Voodoo built a demo system consisting of: nine 3D printers mounted on server racks; a custom-built “hopper” that feeds clean build plates to the robot; and a conveyor where the robot deposits the harvested plates for collection by an employee. Voodoo’s engineers planned the paths between all nine printers, the conveyor, and the hopper. Lastly, using software developed in-house, they established communications between the printers and the robot.

When a printing operation finishes, the software notifies the robot arm which removes the plate from the printer and places it on the conveyor. It then collects a new plate from the hopper and inserts it into the printer, notifying the control software and initiating the next printing cycle. After solving many edge cases and unforeseen problems, Voodoo has achieved what it believes is the first-ever robot-operated cluster of 3D printers.

After watching the system completing several cycles successfully, Voodoo’s engineers worked up the courage to run it overnight, without any human supervision. The next morning, they returned to find more than 30 completed prints for a real production job. “It was magical,” Schwartz recalls.

By being able to start new prints throughout the night, rather than being limited to the standard eight-hour shift, Voodoo tripled the output from its nine printers.
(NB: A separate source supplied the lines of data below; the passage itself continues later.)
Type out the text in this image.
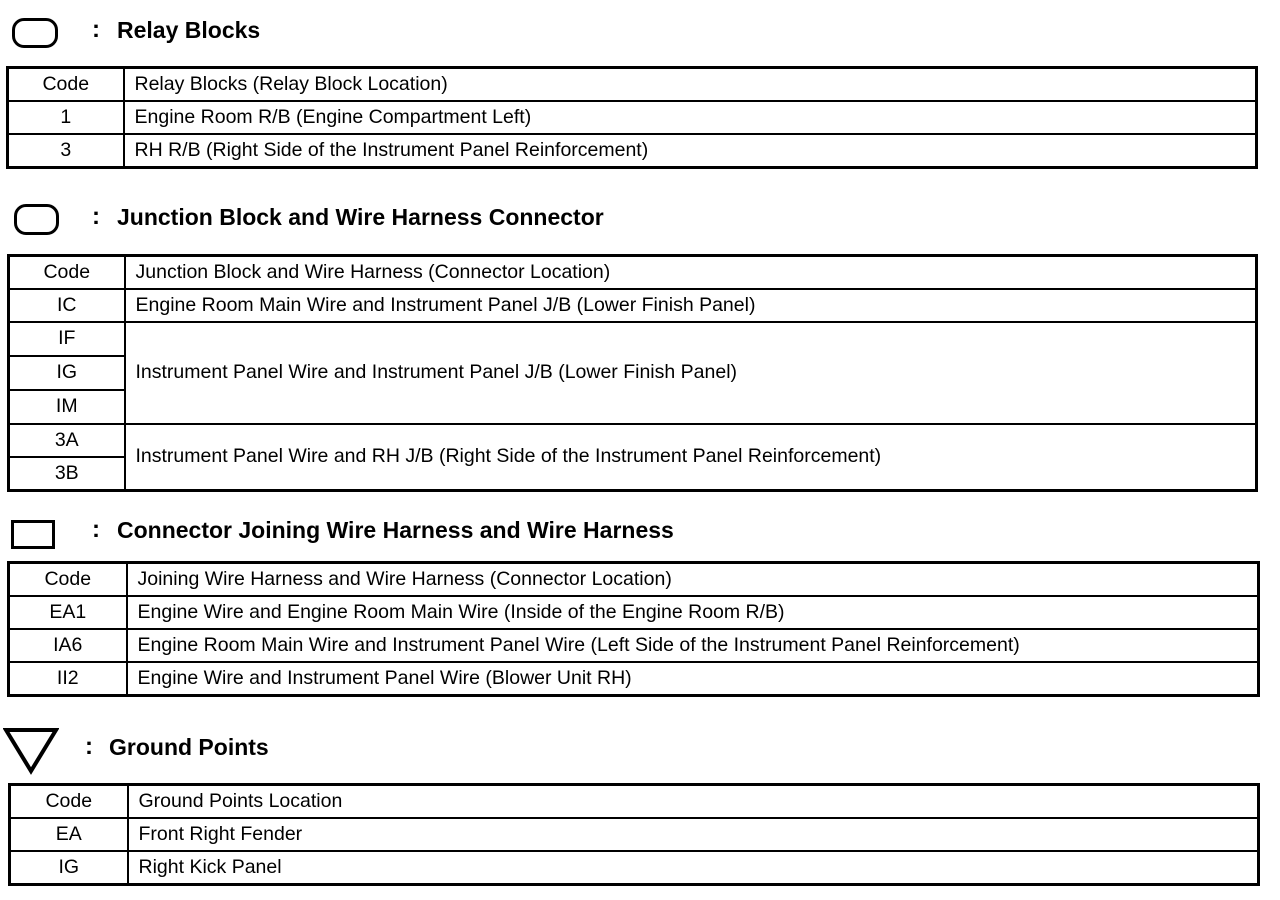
: Relay Blocks
Code	Relay Blocks (Relay Block Location)
1	Engine Room R/B (Engine Compartment Left)
3	RH R/B (Right Side of the Instrument Panel Reinforcement)
: Junction Block and Wire Harness Connector
Code	Junction Block and Wire Harness (Connector Location)
IC	Engine Room Main Wire and Instrument Panel J/B (Lower Finish Panel)
IF	Instrument Panel Wire and Instrument Panel J/B (Lower Finish Panel)
IG	
IM	
3A	Instrument Panel Wire and RH J/B (Right Side of the Instrument Panel Reinforcement)
3B	
: Connector Joining Wire Harness and Wire Harness
Code	Joining Wire Harness and Wire Harness (Connector Location)
EA1	Engine Wire and Engine Room Main Wire (Inside of the Engine Room R/B)
IA6	Engine Room Main Wire and Instrument Panel Wire (Left Side of the Instrument Panel Reinforcement)
II2	Engine Wire and Instrument Panel Wire (Blower Unit RH)
: Ground Points
Code	Ground Points Location
EA	Front Right Fender
IG	Right Kick Panel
Schwartz describes Project Skywalker as “a massive success,” adding that “even though we shouldn’t have been surprised by the results, we all had this strong realisation of how much of a game-changer this would be”.

Extrapolating from the demo cluster, Voodoo estimates that one robot arm will be able to tend about 100 3D printers in its factory, boosting its printer/employee ratio from around 40 at present, to around 400. It reckons that the robot arms will pay for themselves in about three months.

In the longer term, Schwartz envisages Voodoo scaling up its operation to around 10,000 3D printers. These printers will be able to use new materials and make items that you can’t tell are 3D-printed, as well as doing things that conventional forms of manufacturing cannot do – such as creating complex assemblies containing moving components.

In Voodoo’s 3D-printing factory of the future, it says that lead times will be short and iteration cycles will be fast. It will be easy to customise products, and production runs will be able to start small and to scale instantly as demands change.

To Schwartz, automation is more than simply a way of cutting costs. “It’s the only way we’ll survive to be a large company that employs hundreds, if not thousands, of people,” he predicts. “The path we walk is one that many companies have already started down. Those who choose not to, will fall behind and be faced with the choice of changing or fading. As a start-up taking on a massive and deeply entrenched industry, automation is our primary weapon.”

This article is based on a blog on Voodoo Manufacturing’s Web site (

What is 3D printing?

3D printing builds up objects by adding material layer-by-layer. There are many different types of 3D printing, offering a choice of speeds, quality and compatible materials.

Voodoo uses a technology known as fused deposition modelling (FDM), which extrudes molten plastic out of a hot nozzle and lays it down on a flat surface, one layer on top of the next. FDM printers have minimum feature sizes that they can print. Voodoo recommends a minimum feature size of 0.1mm and warns that sections smaller than 1mm in diameter will be fragile.

Compared to traditional subtractive, moulding, or casting manufacturing methods, 3D printing offers several advantages:

Complex geometries are free Material and machine time are the only tangible costs, allowing designers to create things that are not possible to produce any other way.

Customisation 3D printers turn digital design files into objects. Because they don’t need any initial tooling or moulds for production, every 3D-printed object can be unique.

Digitisation The 3D printing process makes it easy to print, test, and iterate designs. Little upfront time and effort is needed for each new item, making 3D printing ideal for projects with tight deadlines.